The two main issues:
1. In this newest study, the interaction effect between camera presence and facial expression was unimpressive. Noah et al write in their paper: “Although the test of the 2 x 2 interaction was greatly underpowered, the preregistered analysis concerning the interaction between the facial expression and camera presence was marginally significant in the expected direction,” with a p value of p = .051.

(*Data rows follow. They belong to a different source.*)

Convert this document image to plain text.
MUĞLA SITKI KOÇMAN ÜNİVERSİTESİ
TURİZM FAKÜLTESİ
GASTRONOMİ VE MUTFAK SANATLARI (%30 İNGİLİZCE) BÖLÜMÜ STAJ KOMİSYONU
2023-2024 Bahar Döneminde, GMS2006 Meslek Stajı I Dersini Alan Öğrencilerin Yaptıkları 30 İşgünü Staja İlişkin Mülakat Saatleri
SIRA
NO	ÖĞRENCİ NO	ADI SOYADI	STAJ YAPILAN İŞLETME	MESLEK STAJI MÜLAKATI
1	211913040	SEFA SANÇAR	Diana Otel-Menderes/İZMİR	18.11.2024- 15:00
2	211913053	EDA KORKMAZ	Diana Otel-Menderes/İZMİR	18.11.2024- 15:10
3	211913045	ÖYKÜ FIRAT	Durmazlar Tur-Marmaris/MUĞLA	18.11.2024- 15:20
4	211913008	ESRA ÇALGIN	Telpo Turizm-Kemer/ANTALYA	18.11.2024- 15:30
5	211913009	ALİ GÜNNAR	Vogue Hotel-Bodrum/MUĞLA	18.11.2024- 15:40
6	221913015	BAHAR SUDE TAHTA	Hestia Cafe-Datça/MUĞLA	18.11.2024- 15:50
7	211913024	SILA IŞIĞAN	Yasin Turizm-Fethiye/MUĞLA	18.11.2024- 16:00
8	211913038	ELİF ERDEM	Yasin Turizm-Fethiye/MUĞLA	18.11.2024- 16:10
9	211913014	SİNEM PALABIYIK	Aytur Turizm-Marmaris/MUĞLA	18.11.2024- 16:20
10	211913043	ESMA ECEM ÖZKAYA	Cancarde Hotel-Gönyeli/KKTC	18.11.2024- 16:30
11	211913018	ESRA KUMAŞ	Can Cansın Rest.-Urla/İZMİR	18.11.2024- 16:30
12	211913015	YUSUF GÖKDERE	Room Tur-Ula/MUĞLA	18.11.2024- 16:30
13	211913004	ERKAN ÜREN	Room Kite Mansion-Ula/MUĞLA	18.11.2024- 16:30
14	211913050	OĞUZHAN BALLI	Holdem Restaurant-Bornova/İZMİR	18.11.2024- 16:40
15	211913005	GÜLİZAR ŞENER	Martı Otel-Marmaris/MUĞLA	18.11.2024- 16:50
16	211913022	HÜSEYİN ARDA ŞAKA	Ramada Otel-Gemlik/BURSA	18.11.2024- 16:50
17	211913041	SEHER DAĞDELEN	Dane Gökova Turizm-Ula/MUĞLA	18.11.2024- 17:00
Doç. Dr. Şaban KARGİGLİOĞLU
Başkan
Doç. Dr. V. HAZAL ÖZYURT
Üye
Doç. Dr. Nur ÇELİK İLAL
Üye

The “2 x 2” here is simply referring to the four experimental conditions, smile with camera, smile without camera, frown with camera, and frown without camera. As for p = .051, to greatly oversimplify a technical subject, that means that the finding isn’t quite considered “statistically significant” by the (admittedly arbitrary) rules of statistical science: — p = .05 is the benchmark at which researchers are “confident enough” that what they’re observing isn’t random noise, the lower the better. It’s true, as a I mentioned in my report, that facial expression made a statistically significant difference to amusement when the no-camera condition was considered on its own, but the fact the interaction between conditions was technically non-significant suggests a certain statistical shakiness to the central-to-this-paper claim that the presence or absence of a camera moderates the relationship between facial expression and level of amusement elicited by the cartoons.
2. According to their preregistered experimental setup, the authors planned on running the study with 200 subjects — 50 in each of the four conditions, but they stopped well short of that.

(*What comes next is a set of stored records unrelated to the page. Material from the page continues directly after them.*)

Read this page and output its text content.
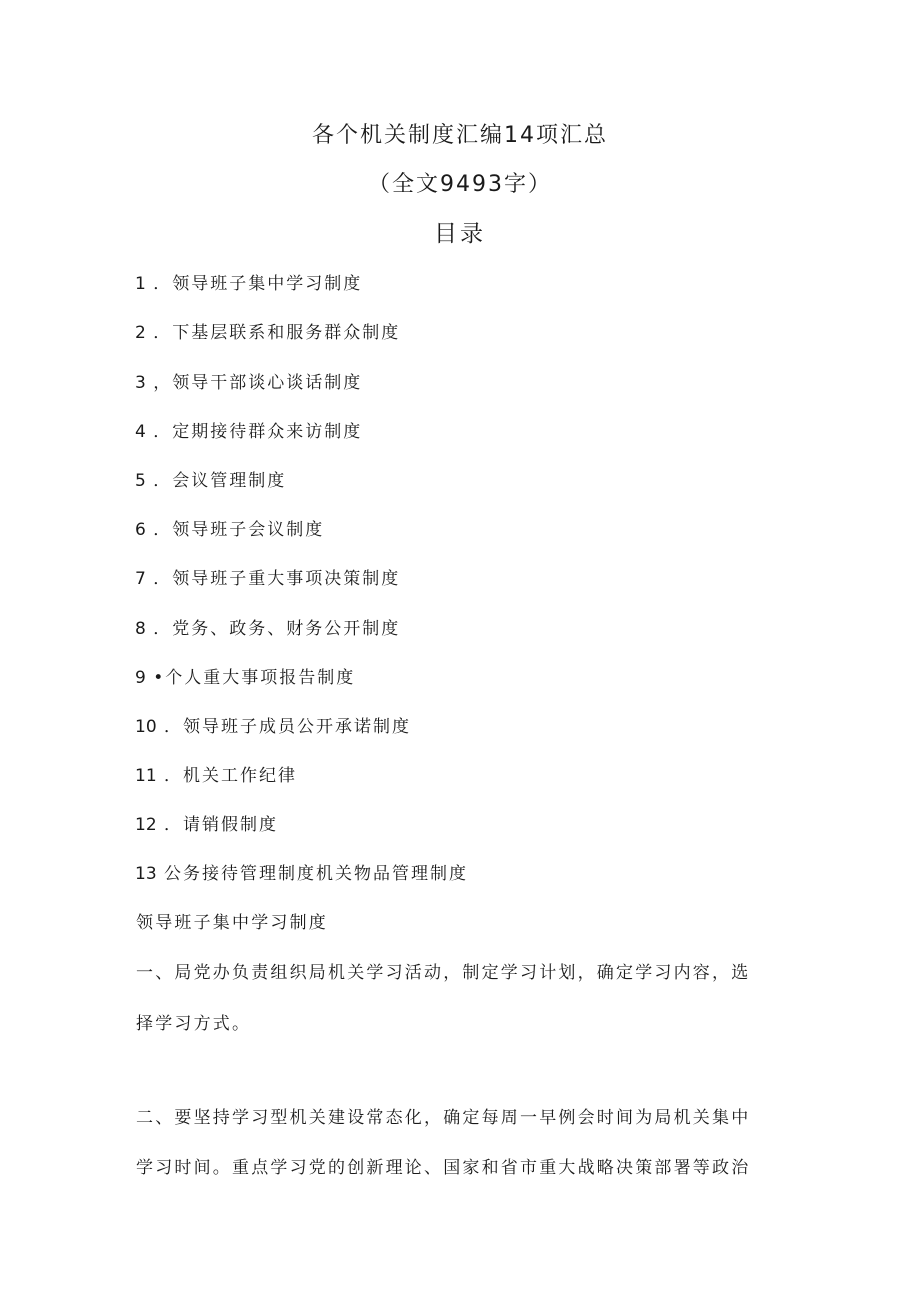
各个机关制度汇编14项汇总
（全文9493字）
目录
1 ．领导班子集中学习制度
2 ．下基层联系和服务群众制度
3 ，领导干部谈心谈话制度
4 ．定期接待群众来访制度
5 ．会议管理制度
6 ．领导班子会议制度
7 ．领导班子重大事项决策制度
8 ．党务、政务、财务公开制度
9 •个人重大事项报告制度
10 ．领导班子成员公开承诺制度
11 ．机关工作纪律
12 ．请销假制度
13 公务接待管理制度机关物品管理制度
领导班子集中学习制度
一、局党办负责组织局机关学习活动，制定学习计划，确定学习内容，选
择学习方式。
二、要坚持学习型机关建设常态化，确定每周一早例会时间为局机关集中
学习时间。重点学习党的创新理论、国家和省市重大战略决策部署等政治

Preregistration is a wonderful innovation when it comes to scientific transparency and replicability: It’s basically a system where researchers publicly lay out exactly how they’re going to run their experiments and what their hypotheses are, making it more difficult for them to engage in certain types of post-facto fiddling and statistical manipulation that have, in the past, likely contributed to the replication crisis. To take the simplest example imaginable: If I pre-register a study in which I state I plan on tossing a coin 10,000 times to determine whether it’s fair, that makes it more difficult for me to then toss it only seven times and (laughably) declare that it’s unfair because I got five tails and two heads.

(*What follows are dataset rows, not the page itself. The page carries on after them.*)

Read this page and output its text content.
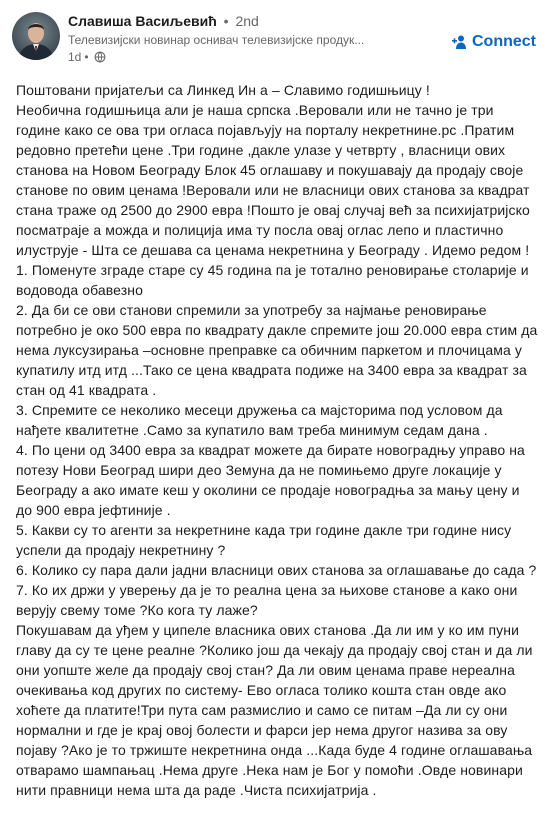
Славиша Васиљевић • 2nd
Телевизијски новинар оснивач телевизијске продук...
1d •
Connect

Поштовани пријатељи са Линкед Ин а – Славимо годишњицу !

Необична годишњица али је наша српска .Веровали или не тачно је три

године како се ова три огласа појављују на порталу некретнине.рс .Пратим

редовно претећи цене .Три године ,дакле улазе у четврту , власници ових

станова на Новом Београду Блок 45 оглашаву и покушавају да продају своје

станове по овим ценама !Веровали или не власници ових станова за квадрат

стана траже од 2500 до 2900 евра !Пошто је овај случај већ за психијатријско

посматраје а можда и полиција има ту посла овај оглас лепо и пластично

илуструје - Шта се дешава са ценама некретнина у Београду . Идемо редом !

1. Поменуте зграде старе су 45 година па је тотално реновирање столарије и

водовода обавезно

2. Да би се ови станови спремили за употребу за најмање реновирање

потребно је око 500 евра по квадрату дакле спремите још 20.000 евра стим да

нема луксузирања –основне преправке са обичним паркетом и плочицама у

купатилу итд итд ...Тако се цена квадрата подиже на 3400 евра за квадрат за

стан од 41 квадрата .

3. Спремите се неколико месеци дружења са мајсторима под условом да

нађете квалитетне .Само за купатило вам треба минимум седам дана .

4. По цени од 3400 евра за квадрат можете да бирате новоградњу управо на

потезу Нови Београд шири део Земуна да не помињемо друге локације у

Београду а ако имате кеш у околини се продаје новоградња за мању цену и

до 900 евра јефтиније .

5. Какви су то агенти за некретнине када три године дакле три године нису

успели да продају некретнину ?

6. Колико су пара дали јадни власници ових станова за оглашавање до сада ?

7. Ко их држи у уверењу да је то реална цена за њихове станове а како они

верују свему томе ?Ко кога ту лаже?

Покушавам да уђем у ципеле власника ових станова .Да ли им у ко им пуни

главу да су те цене реалне ?Колико још да чекају да продају свој стан и да ли

они уопште желе да продају свој стан? Да ли овим ценама праве нереална

очекивања код других по систему- Ево огласа толико кошта стан овде ако

хоћете да платите!Три пута сам размислио и само се питам –Да ли су они

нормални и где је крај овој болести и фарси јер нема другог назива за ову

појаву ?Ако је то тржиште некретнина онда ...Када буде 4 године оглашавања

отварамо шампањац .Нема друге .Нека нам је Бог у помоћи .Овде новинари

нити правници нема шта да раде .Чиста психијатрија .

Noah and his colleagues preregistered this study, and they deserve credit for having done so. But as Michalak pointed out on Twitter, they “preregistered 200 participants who met inclusion criteria [but, according to a footnote in their paper] decided to stop at the end of the semester,” leaving them with fewer subjects. Since the whole point of preregistration is for researchers to actually follow the procedures they have preregistered, this isn’t ideal. It could be that if they had run more subjects, their already-shaky “marginally significant” finding would have dipped into the realm of, well, not even marginally significant.
Again, there are other objections too, many of them more technical, so if you’re curious about this controversy make sure to click on the above links. But all this just goes to show, as I noted in the original post, that no one new study should be taken as “proving” anything. Whatever one thinks of the strength of this finding, and of the camera hypothesis, the answer is the same: Run more studies. Ideally bigger ones that are preregistered, and where everything in the preregistration is followed to the letter.